Privacy concerns over a bill allowing police to obtain cell phone location without a warrant
The bill, if passed, would require cell phone carriers in Michigan to release location information to police in the event of an emergency.
In short, according to this House Fiscal Agency analysis, the bill does this:
- Require a wireless carrier to provide location information on a wireless device to a law enforcement officer upon request in certain emergency conditions. - Provide civil and criminal immunity to a wireless carrier that responds to the request for device location information. - Make it a misdemeanor offense for a law enforcement officer to use the new act to obtain device location information for personal use or gain.
The bill seemed good to go in the State House, but there has been some pushback from several of the state representatives.

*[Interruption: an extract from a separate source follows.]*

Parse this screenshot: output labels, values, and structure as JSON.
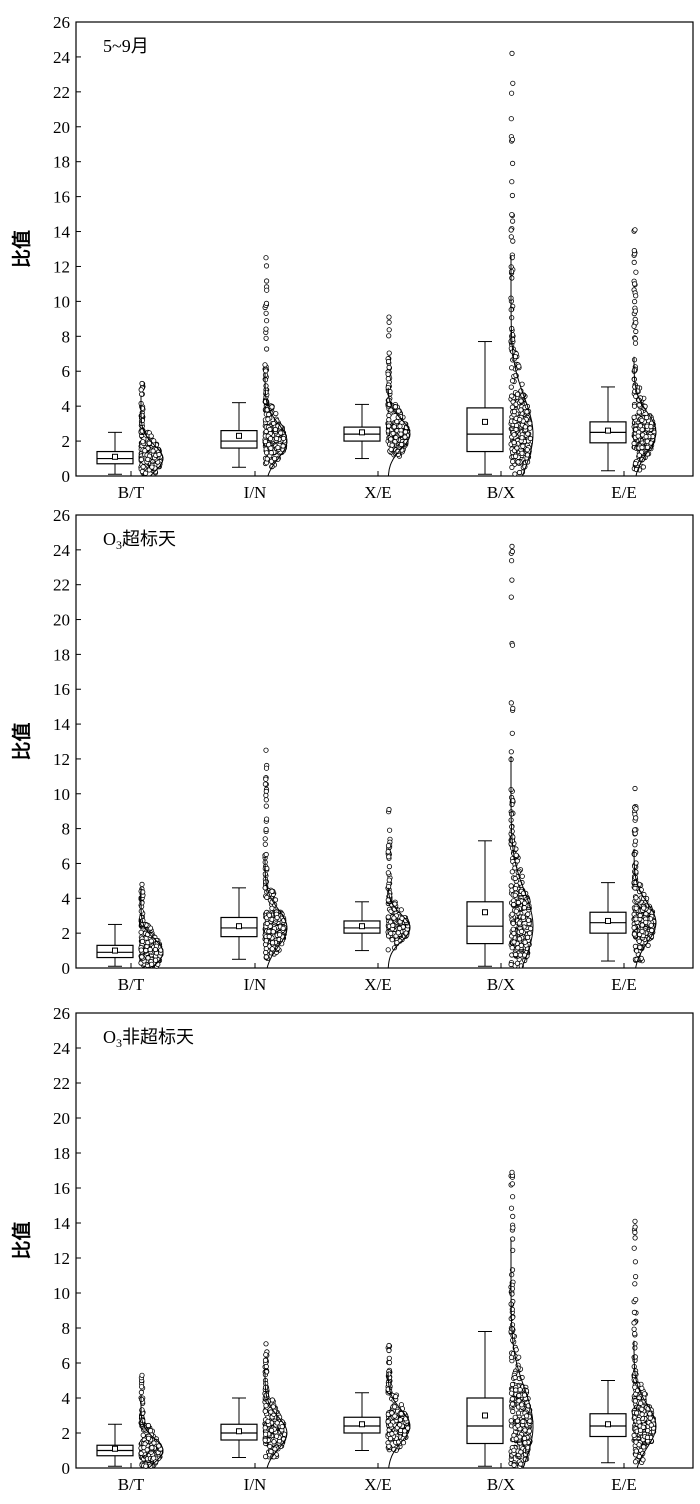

MLive's Capitol reporter Jonathon Oosting says late last week, freshmen lawmakers Todd Courser, R-Lapeer, and Cindy Gamrat, R-Allegan, held up the legislation based on some privacy concerns.
“I think that is kind of a logical concern with a bill like this, because it would allow police to obtain information without a warrant,” said Oosting.
Courser and Gamrat are looking at amendments that would address these privacy concerns. One would require police to tell somebody if their cell phone location information had been disclosed within 48 hours. Another would require that a warrant be obtained first.
“If there’s one issue that’s going to hold up passage, it could be that warrant issue because the whole point of the bill is to be able to do this without a warrant,” said Oosting.
The ACLU has weighed in as well. The ACLU supports an amendment that would outline clear punishment for people who access the information without a clear emergency.
The bill’s sponsor makes it clear that the information obtained from the phone would only be GPS coordinates. Police would not be allowed to see text messages or other information.
Other states have passed similar legislation known as “Kelsey Smith Laws.” More background from the House Fiscal Agency:
Several other states have adopted such "Kelsey Smith Laws," named for a Missouri case where a young woman from Missouri was murdered after being abducted from a store parking lot. After multiple requests over several days, her cell phone carrier eventually released information indicating the current location of her phone. Her body was located one hour after the release of the information.